In the 1990s, Zakem consulted on the issue of municipal reform and, later that decade, he served as Director of the Federation of Prince Edward Island Municipalities. He also had a long-term involvement in community organizations dealing with mental and physical health, sports, multicultural matters and race relations, the Boy Scouts, and in helping create the Rotary Youth Parliament, a training ground for many current and future Island leaders. His writings on the political machinations of Prince Edward Island, including his work on municipal representation, are still used as reference material by political researchers.

Zakem died in Charlottetown on January 23, 2013.[3]


In 2009, Zakem was admitted into the Order of Prince Edward Island in recognition of his many contributions to public life in the fields of politics, heritage, writing, education, business and community activity.[4]

Zakem was recognized and honoured as one of the Founders of the University of Prince Edward Island in 2011.[5]

Zakem was presented with an honorary Doctorate from the University of Prince Edward Island in 2012.[6][7]


  1. "Former mayor Frank Zakem dies". CBC News. January 24, 2013. Retrieved 2016-07-01.
  2. "The Zakem-Marji Story: Five Generations" (PDF). 2006. Retrieved 2019-10-31. A short time after, [Zakem's parents] moved to a small community called St. Paul de Buton [sic], a few miles from St.
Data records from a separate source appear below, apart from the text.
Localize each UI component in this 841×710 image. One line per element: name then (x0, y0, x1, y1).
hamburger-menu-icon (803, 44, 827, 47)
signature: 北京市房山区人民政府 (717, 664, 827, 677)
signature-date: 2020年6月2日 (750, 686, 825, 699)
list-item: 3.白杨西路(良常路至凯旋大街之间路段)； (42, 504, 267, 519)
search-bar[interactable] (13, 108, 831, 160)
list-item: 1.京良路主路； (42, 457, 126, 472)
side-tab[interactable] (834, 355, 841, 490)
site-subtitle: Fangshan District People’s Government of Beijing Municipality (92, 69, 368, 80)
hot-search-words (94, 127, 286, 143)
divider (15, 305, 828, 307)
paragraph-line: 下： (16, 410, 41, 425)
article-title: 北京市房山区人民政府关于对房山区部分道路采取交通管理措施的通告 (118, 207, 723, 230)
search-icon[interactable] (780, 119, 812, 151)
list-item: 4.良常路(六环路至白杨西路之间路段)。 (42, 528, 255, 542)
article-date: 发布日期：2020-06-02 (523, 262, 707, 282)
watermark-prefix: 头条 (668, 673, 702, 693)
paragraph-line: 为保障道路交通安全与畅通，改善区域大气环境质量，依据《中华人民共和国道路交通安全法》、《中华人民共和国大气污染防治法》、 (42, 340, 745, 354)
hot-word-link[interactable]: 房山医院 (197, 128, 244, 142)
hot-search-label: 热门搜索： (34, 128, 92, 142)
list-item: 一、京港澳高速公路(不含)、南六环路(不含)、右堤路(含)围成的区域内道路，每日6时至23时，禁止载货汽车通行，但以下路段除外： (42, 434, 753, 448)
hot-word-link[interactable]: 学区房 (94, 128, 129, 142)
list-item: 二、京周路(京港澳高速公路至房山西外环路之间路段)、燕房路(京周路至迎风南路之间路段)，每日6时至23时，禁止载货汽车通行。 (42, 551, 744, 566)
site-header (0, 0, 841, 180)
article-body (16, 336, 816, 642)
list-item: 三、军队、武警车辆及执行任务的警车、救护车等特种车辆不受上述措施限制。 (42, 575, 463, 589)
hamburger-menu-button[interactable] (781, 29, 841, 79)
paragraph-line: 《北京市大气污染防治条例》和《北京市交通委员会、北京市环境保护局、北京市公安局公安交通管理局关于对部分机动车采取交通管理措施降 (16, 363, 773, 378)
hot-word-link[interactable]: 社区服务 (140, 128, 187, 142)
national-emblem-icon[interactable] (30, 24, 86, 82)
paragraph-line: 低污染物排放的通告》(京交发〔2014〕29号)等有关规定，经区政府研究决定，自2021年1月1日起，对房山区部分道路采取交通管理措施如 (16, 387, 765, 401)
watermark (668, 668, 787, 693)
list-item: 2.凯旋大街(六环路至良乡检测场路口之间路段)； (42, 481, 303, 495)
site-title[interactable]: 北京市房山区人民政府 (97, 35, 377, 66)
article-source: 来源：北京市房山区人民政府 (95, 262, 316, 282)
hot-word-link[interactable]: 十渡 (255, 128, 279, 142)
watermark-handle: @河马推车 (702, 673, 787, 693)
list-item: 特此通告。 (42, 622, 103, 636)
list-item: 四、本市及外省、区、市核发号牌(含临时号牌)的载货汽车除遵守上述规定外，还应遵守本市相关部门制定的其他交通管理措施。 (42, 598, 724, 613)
Damien and opened a general store…
  3. "Frank Zekem dies". The Guardian. January 23, 2013. Retrieved 2016-07-01.
  4. "Three more receive Order of Prince Edward Island". The Journal Pioneer. October 8, 2009. Retrieved 2016-07-01.
  5. "UPEI honours 2011 founders at president's installation, during Celebrate UPEI! Weekend". University of Prince Edward Island. September 25, 2011. Retrieved 2016-07-01.
  6. "UPEI to award three honorary degrees at May convocation". University of Prince Edward Island. April 4, 2012. Retrieved 2016-07-01.
  7. "UPEI graduates largest class at convocation 2012". The Guardian. May 12, 2012. Retrieved 2016-07-01.